2. Mounting Location
Now that you’ve dialed in on the amount of thrust you need it is time to decide on the placement of your trolling motor. There are two primary options for mounting your trolling motor; the bow (front of the boat) or transom (rear of the boat). Both locations offer different advantages. A bow mount offers greater control as it pulls the boat through the water rather then pushing. So if your honey hole requires you to fight some wind and waves at times a bow mount would work best. Keep in mind that this type of mount requires a sturdy mounting device as well as additional space to hold the motor in place. If space is limited then a transom mount may work better for you. The advantage of this type of mount is that it is less complex then a bow mount, as you can simply clamp it on to the back of your boat; taking up less space and reducing installation time. Depending on the type of fishing you do will also have an impact on what mounting position will work best for you. For example, if you like trolling the waters say for walleye then a transom mount would work well. If you are looking for precise control when approaching docks and other structures in the water for say catching bass a bow mount will offer you the most accuracy.

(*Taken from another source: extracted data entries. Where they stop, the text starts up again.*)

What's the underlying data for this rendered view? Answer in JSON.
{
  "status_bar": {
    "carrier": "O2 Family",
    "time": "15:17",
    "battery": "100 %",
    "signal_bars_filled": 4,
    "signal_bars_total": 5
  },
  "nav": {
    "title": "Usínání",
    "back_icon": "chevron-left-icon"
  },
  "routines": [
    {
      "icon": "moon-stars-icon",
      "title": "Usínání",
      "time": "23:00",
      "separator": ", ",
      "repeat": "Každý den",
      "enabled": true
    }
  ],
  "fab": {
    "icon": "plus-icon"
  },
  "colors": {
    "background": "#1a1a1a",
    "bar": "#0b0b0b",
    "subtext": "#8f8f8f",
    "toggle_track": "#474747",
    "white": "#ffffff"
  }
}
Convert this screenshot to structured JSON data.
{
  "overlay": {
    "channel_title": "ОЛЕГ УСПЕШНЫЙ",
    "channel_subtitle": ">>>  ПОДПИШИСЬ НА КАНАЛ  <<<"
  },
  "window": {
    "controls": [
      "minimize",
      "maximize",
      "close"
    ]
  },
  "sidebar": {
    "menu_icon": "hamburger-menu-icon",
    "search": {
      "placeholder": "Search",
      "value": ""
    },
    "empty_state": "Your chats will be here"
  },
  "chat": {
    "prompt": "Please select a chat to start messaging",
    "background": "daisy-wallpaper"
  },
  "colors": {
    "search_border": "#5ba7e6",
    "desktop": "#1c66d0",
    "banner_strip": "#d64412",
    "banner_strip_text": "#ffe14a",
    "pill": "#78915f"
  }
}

Similar to differences in thrust trolling motors also come in three different voltages. Options include: 12, 24, & 36-volt motors. Usually a 12-volt motor will be efficient especially if your boat is between 5-16ft long. Another important consideration to make when looking at voltage is again how much space you have available on your boat. As a 12-volt motor requires one marine battery, a 24-volt motor requires two marine batteries, and a 36-volt motor requires three marine batteries. Obviously a 36-volt motor will typically provide longer outings on the water then a 12-volt motor so think about how frequently you will require your trolling motor to be running. Also perhaps just as important in selecting the voltage of your trolling motor is to ensure that you get buy a deep cycle marine battery of good quality. Nothing is more frustrating then dealing with a bad battery especially when out on the water. Be assured that your fishing trip will be maintenance free and get yourself a well-suited battery.
4. Shaft Length
Almost there! We now know the thrust, voltage, and mounting location of our trolling motor. The next calculation to make is the shaft length of the trolling motor. The first step
to selecting shaft length is to measure from either the bow of your boat to the waterline (if planning a bow mount) or from the top of the transom to the waterline (for rear mounting). Once you have determined this length the rule of thumb is to add 18” to determine your shaft length. Also look for a trolling motor that is adjustable, meaning one that you can adjust the depth of your motor to help better control the shaft length when in certain situations.
5. Features & Benefits
You now are equipped with the basics when it comes to selecting a trolling motor! Some additional things to keep in mind for easier use of your trolling motor include looking at hand or foot operated options, digital readouts, and construction of your shaft. For example a stainless steel shaft will last a lot longer and hold up better then other metals used to compose a shaft. The same goes for props as well, my suggestion would be to buy the most durable trolling motor you an afford to ensure as many fun fishing days out on the water as possible. Happy Trolling!